2. The WHO convention and protocols might well attack these problems. These are indeed problems whose solution requires some international cooperation. Yet, one must realize that the elimination of all of these problems, by itself, would probably only limit smoking prevalence a small amount.
3.Instead of WHO imposing the international controls, a different idea is for "home" countries to impose extra-territorial controls on their TTCs. In fact, there are some efforts now going on in the US Congress to move in this direction. But US domestic controls must be stronger for this to matter a great deal. (Still, at least the US Trade Representative could stop pushing the export of US tobacco products, and, in fact, a recent US law now points in that direction.) One understandable fear about this strategy is that the imposition of strong extra-territorial policies could cause the TTCs to relocate their "home" offices.

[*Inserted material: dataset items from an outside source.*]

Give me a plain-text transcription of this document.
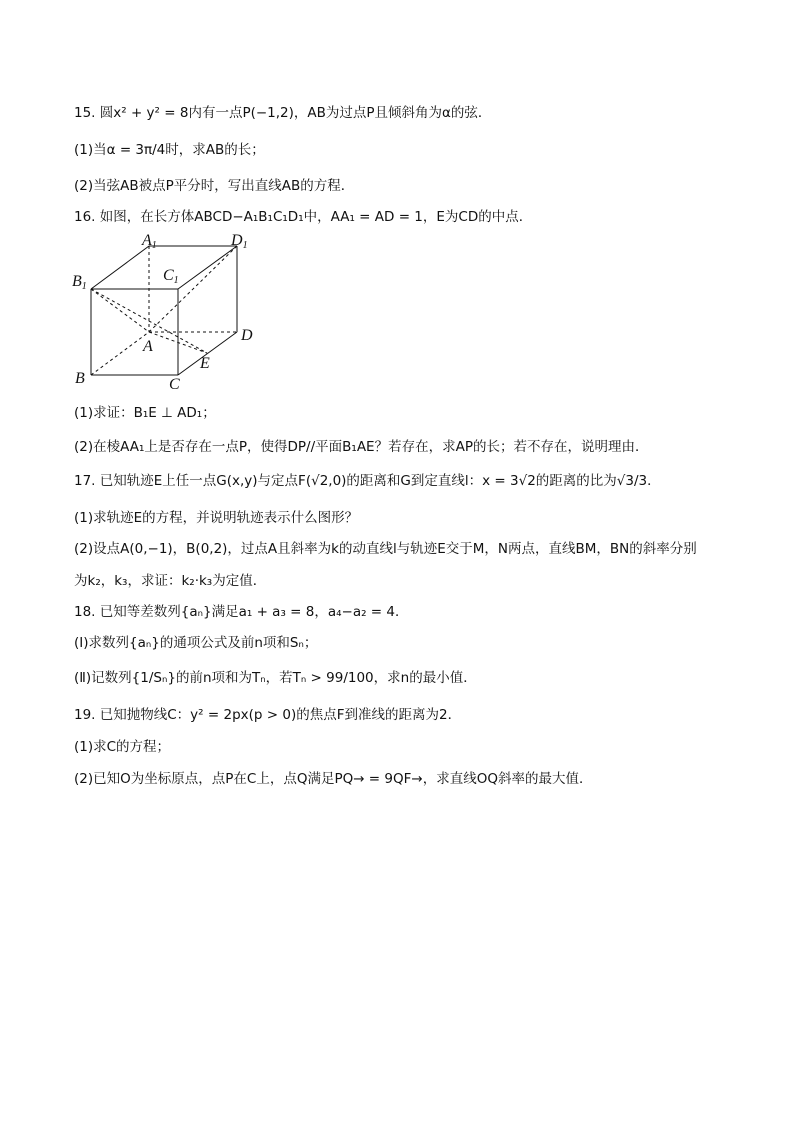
15. 圆x² + y² = 8内有一点P(−1,2)，AB为过点P且倾斜角为α的弦．
(1)当α = 3π/4时，求AB的长；
(2)当弦AB被点P平分时，写出直线AB的方程．
16. 如图，在长方体ABCD−A₁B₁C₁D₁中，AA₁ = AD = 1，E为CD的中点．
A1	D1
C1
B1
A
B	C
D
E
(1)求证：B₁E ⊥ AD₁；
(2)在棱AA₁上是否存在一点P，使得DP//平面B₁AE？若存在，求AP的长；若不存在，说明理由．
17. 已知轨迹E上任一点G(x,y)与定点F(√2,0)的距离和G到定直线l：x = 3√2的距离的比为√3/3．
(1)求轨迹E的方程，并说明轨迹表示什么图形？
(2)设点A(0,−1)，B(0,2)，过点A且斜率为k的动直线l与轨迹E交于M，N两点，直线BM，BN的斜率分别
为k₂，k₃，求证：k₂·k₃为定值．
18. 已知等差数列{aₙ}满足a₁ + a₃ = 8，a₄−a₂ = 4．
(Ⅰ)求数列{aₙ}的通项公式及前n项和Sₙ；
(Ⅱ)记数列{1/Sₙ}的前n项和为Tₙ，若Tₙ > 99/100，求n的最小值．
19. 已知抛物线C：y² = 2px(p > 0)的焦点F到准线的距离为2．
(1)求C的方程；
(2)已知O为坐标原点，点P在C上，点Q满足PQ→ = 9QF→，求直线OQ斜率的最大值．
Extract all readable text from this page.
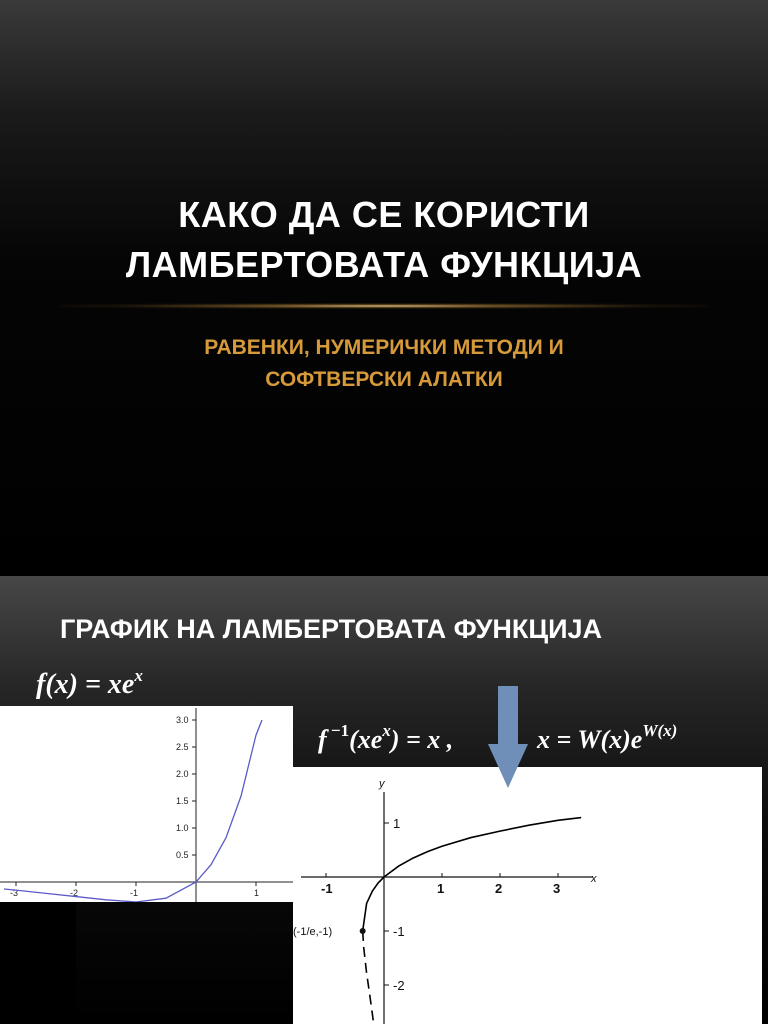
КАКО ДА СЕ КОРИСТИ
ЛАМБЕРТОВАТА ФУНКЦИЈА
РАВЕНКИ, НУМЕРИЧКИ МЕТОДИ И
СОФТВЕРСКИ АЛАТКИ
ГРАФИК НА ЛАМБЕРТОВАТА ФУНКЦИЈА
$f(x) = xe^x$
-3	-2	-1	1
0.5
1.0
1.5
2.0
2.5
3.0
f $^{-1}(xe^x) = x$ ,	$x = W(x)e^{W(x)}$
y
x
-1	1	2	3
1
-1
-2
(-1/e,-1)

4. Finally, one might think about international litigation as an international tobacco-control strategy. For example, Panamanian and Guatemalan victims of tobacco products have now tried to sue the US tobacco companies in US courts. Whether these cases will be successful is quite another matter of course.
D. Conclusion
Although cigarette smoking (and other tobacco use) is undoubtedly a world-wide problem, combating that problem is primarily a matter of local action. But this does not mean that nations do not learn from each other or gain confidence from each other's actions. Nor does it mean that international bodies and international law have no place. In some countries at least, the prestige of WHO and the international treaty it plans to endorse (especially if strategically linked with other forces) could indeed play important roles in reducing the staggering level of disease and death that tobacco products now cause.